Mountain Khakis grapples with how much inventory to hold back

When Mountain Khakis can afford to do it, Hale says the retailer might have less than 20% of its total inventory set aside to go on sale this holiday season. It will hold some of that sale-eligible product back to offer during Black Friday and Cyber Monday, he says.

How much to set aside depends, Hale says. Mountain Khakis uses Lexer, a customer data platform, to learn how its customers’ shopping habits are changing. It uses this data when adjusting its promotional strategy — like how much inventory to set aside for holiday-related sales.

“Are we carrying a little bit more inventory than we would like? The answer is: I think it’s hard for any brand to say no to that question,” Hale says.

Mountain Khakis is in a solid position going into the holidays, Hale says. The retailer has received 90% of its Q4 inventory. The remaining inventory is considered a “backup” for its wholesale buyers, he says. He did not share how it will divvy up what it keeps aside for Black Friday and Cyber Monday deals this year.


If online retailers wait too long and launch the bulk of promotions at or after Black Friday and Cyber Monday, they stand to lose out and end up carrying over more inventory, says Mike Graziano, consumer products senior analyst at consulting company RSM.

“Last year, most retailers didn’t have to discount, or they didn’t discount as deeply,” Graziano says. “This year, if your strategy is ‘We’re going to wait and try to drive the movement of our product during Black Friday or Cyber Monday,’ you may be too late.”

Sea Bags offers holiday promotions without diluting the brand

Another consideration for retailers is how much to discount without harming the image of the brand. While Sea Bags also shifted its promotional timeline to October, it’s important to protect the brand as opposed to continue to discount, says Laura Hnatow, vice president of ecommerce and marketing.

“We adjusted a recent promotion to increase the percentage off by five more [percentage] points,” Hnatow says. “But generally, our promotional calendar is set for the rest of the year.”


Sea Bags offers an ever-changing sale section on its ecommerce site to entice shoppers to return and see what’s available — and it jumps in popularity during the holiday shopping season, Hnatow says.

Sale items are discounted 20%-35%, which is higher compared with the rest of its merchandise (typically 10%). Hnatow says Sea Bags has noticed a significant uptick in sales from Oct. 1 through Nov. 11 in 2022 as customers shop for the holidays, she says.

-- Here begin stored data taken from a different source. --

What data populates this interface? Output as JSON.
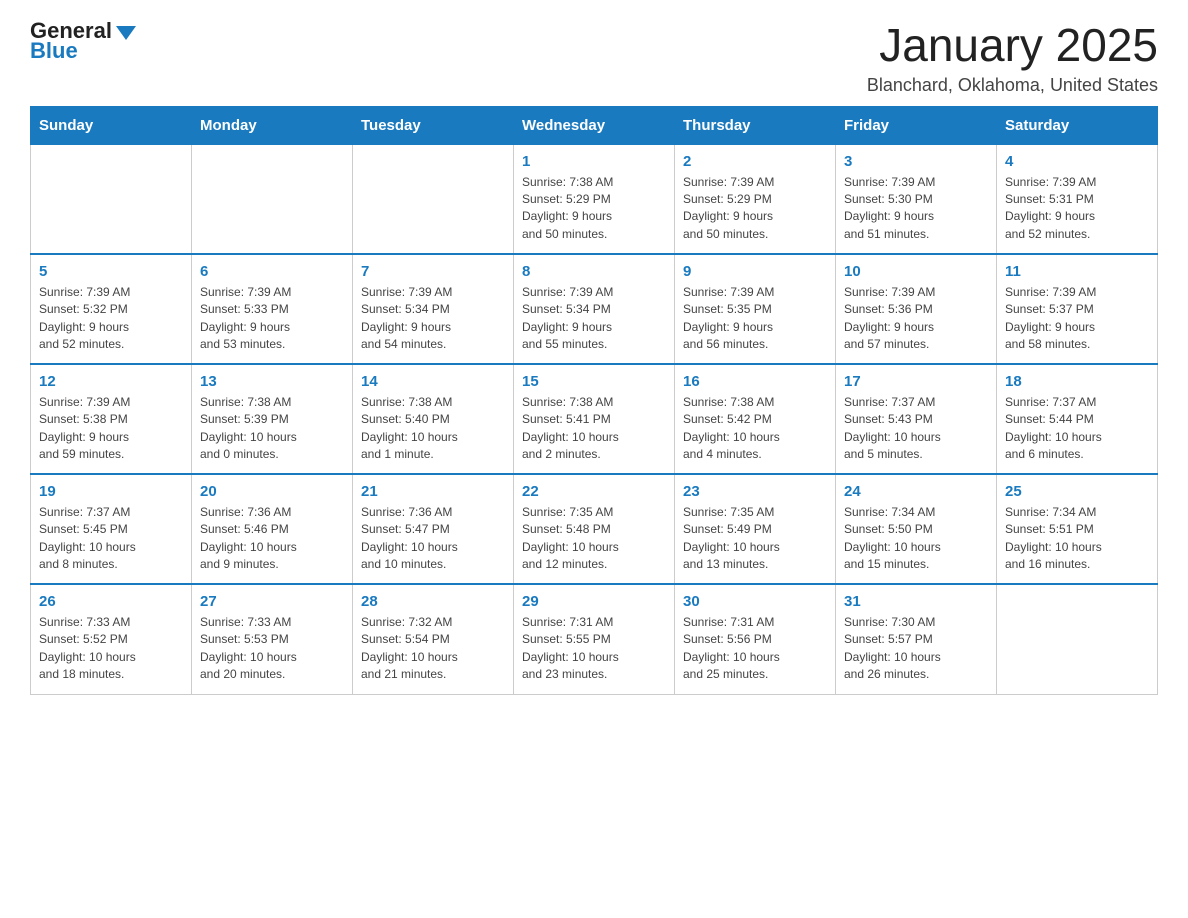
{
  "header": {
    "logo_general": "General",
    "logo_blue": "Blue",
    "title": "January 2025",
    "location": "Blanchard, Oklahoma, United States"
  },
  "weekdays": [
    "Sunday",
    "Monday",
    "Tuesday",
    "Wednesday",
    "Thursday",
    "Friday",
    "Saturday"
  ],
  "weeks": [
    [
      {
        "day": "",
        "info": ""
      },
      {
        "day": "",
        "info": ""
      },
      {
        "day": "",
        "info": ""
      },
      {
        "day": "1",
        "info": "Sunrise: 7:38 AM\nSunset: 5:29 PM\nDaylight: 9 hours\nand 50 minutes."
      },
      {
        "day": "2",
        "info": "Sunrise: 7:39 AM\nSunset: 5:29 PM\nDaylight: 9 hours\nand 50 minutes."
      },
      {
        "day": "3",
        "info": "Sunrise: 7:39 AM\nSunset: 5:30 PM\nDaylight: 9 hours\nand 51 minutes."
      },
      {
        "day": "4",
        "info": "Sunrise: 7:39 AM\nSunset: 5:31 PM\nDaylight: 9 hours\nand 52 minutes."
      }
    ],
    [
      {
        "day": "5",
        "info": "Sunrise: 7:39 AM\nSunset: 5:32 PM\nDaylight: 9 hours\nand 52 minutes."
      },
      {
        "day": "6",
        "info": "Sunrise: 7:39 AM\nSunset: 5:33 PM\nDaylight: 9 hours\nand 53 minutes."
      },
      {
        "day": "7",
        "info": "Sunrise: 7:39 AM\nSunset: 5:34 PM\nDaylight: 9 hours\nand 54 minutes."
      },
      {
        "day": "8",
        "info": "Sunrise: 7:39 AM\nSunset: 5:34 PM\nDaylight: 9 hours\nand 55 minutes."
      },
      {
        "day": "9",
        "info": "Sunrise: 7:39 AM\nSunset: 5:35 PM\nDaylight: 9 hours\nand 56 minutes."
      },
      {
        "day": "10",
        "info": "Sunrise: 7:39 AM\nSunset: 5:36 PM\nDaylight: 9 hours\nand 57 minutes."
      },
      {
        "day": "11",
        "info": "Sunrise: 7:39 AM\nSunset: 5:37 PM\nDaylight: 9 hours\nand 58 minutes."
      }
    ],
    [
      {
        "day": "12",
        "info": "Sunrise: 7:39 AM\nSunset: 5:38 PM\nDaylight: 9 hours\nand 59 minutes."
      },
      {
        "day": "13",
        "info": "Sunrise: 7:38 AM\nSunset: 5:39 PM\nDaylight: 10 hours\nand 0 minutes."
      },
      {
        "day": "14",
        "info": "Sunrise: 7:38 AM\nSunset: 5:40 PM\nDaylight: 10 hours\nand 1 minute."
      },
      {
        "day": "15",
        "info": "Sunrise: 7:38 AM\nSunset: 5:41 PM\nDaylight: 10 hours\nand 2 minutes."
      },
      {
        "day": "16",
        "info": "Sunrise: 7:38 AM\nSunset: 5:42 PM\nDaylight: 10 hours\nand 4 minutes."
      },
      {
        "day": "17",
        "info": "Sunrise: 7:37 AM\nSunset: 5:43 PM\nDaylight: 10 hours\nand 5 minutes."
      },
      {
        "day": "18",
        "info": "Sunrise: 7:37 AM\nSunset: 5:44 PM\nDaylight: 10 hours\nand 6 minutes."
      }
    ],
    [
      {
        "day": "19",
        "info": "Sunrise: 7:37 AM\nSunset: 5:45 PM\nDaylight: 10 hours\nand 8 minutes."
      },
      {
        "day": "20",
        "info": "Sunrise: 7:36 AM\nSunset: 5:46 PM\nDaylight: 10 hours\nand 9 minutes."
      },
      {
        "day": "21",
        "info": "Sunrise: 7:36 AM\nSunset: 5:47 PM\nDaylight: 10 hours\nand 10 minutes."
      },
      {
        "day": "22",
        "info": "Sunrise: 7:35 AM\nSunset: 5:48 PM\nDaylight: 10 hours\nand 12 minutes."
      },
      {
        "day": "23",
        "info": "Sunrise: 7:35 AM\nSunset: 5:49 PM\nDaylight: 10 hours\nand 13 minutes."
      },
      {
        "day": "24",
        "info": "Sunrise: 7:34 AM\nSunset: 5:50 PM\nDaylight: 10 hours\nand 15 minutes."
      },
      {
        "day": "25",
        "info": "Sunrise: 7:34 AM\nSunset: 5:51 PM\nDaylight: 10 hours\nand 16 minutes."
      }
    ],
    [
      {
        "day": "26",
        "info": "Sunrise: 7:33 AM\nSunset: 5:52 PM\nDaylight: 10 hours\nand 18 minutes."
      },
      {
        "day": "27",
        "info": "Sunrise: 7:33 AM\nSunset: 5:53 PM\nDaylight: 10 hours\nand 20 minutes."
      },
      {
        "day": "28",
        "info": "Sunrise: 7:32 AM\nSunset: 5:54 PM\nDaylight: 10 hours\nand 21 minutes."
      },
      {
        "day": "29",
        "info": "Sunrise: 7:31 AM\nSunset: 5:55 PM\nDaylight: 10 hours\nand 23 minutes."
      },
      {
        "day": "30",
        "info": "Sunrise: 7:31 AM\nSunset: 5:56 PM\nDaylight: 10 hours\nand 25 minutes."
      },
      {
        "day": "31",
        "info": "Sunrise: 7:30 AM\nSunset: 5:57 PM\nDaylight: 10 hours\nand 26 minutes."
      },
      {
        "day": "",
        "info": ""
      }
    ]
  ]
}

During that period, the number of products sold from this sale section increased 150%, and its overall revenue also increased 151% during that period.

From Oct. 17 – Nov. 10, 2022, sales from the deeper sale section accounted for 11% of Sea Bags’ overall online revenue.


Duluth Pack’s DeMars says the outlook is good for the retailer. But, like Sea Bags, its custom-made products are made on demand. For example, there is no surplus of Duluth Pack’s bestselling Weekender Duffel in mossy oak bottomland. As of Nov. 11, Duluth estimated it would ship the products in six to eight weeks, which would be just before or just after Christmas.

Early holiday promotions that lock in sales will make all the difference, he says.

“Our demand is high this year and production is a constraint of ours of not being able to keep up,” DeMars says. “We can display backorder messages for all our products and let customers get a sense of how long it will take to get them that item. The earlier we promote, the more customers can get their products before the holiday season.”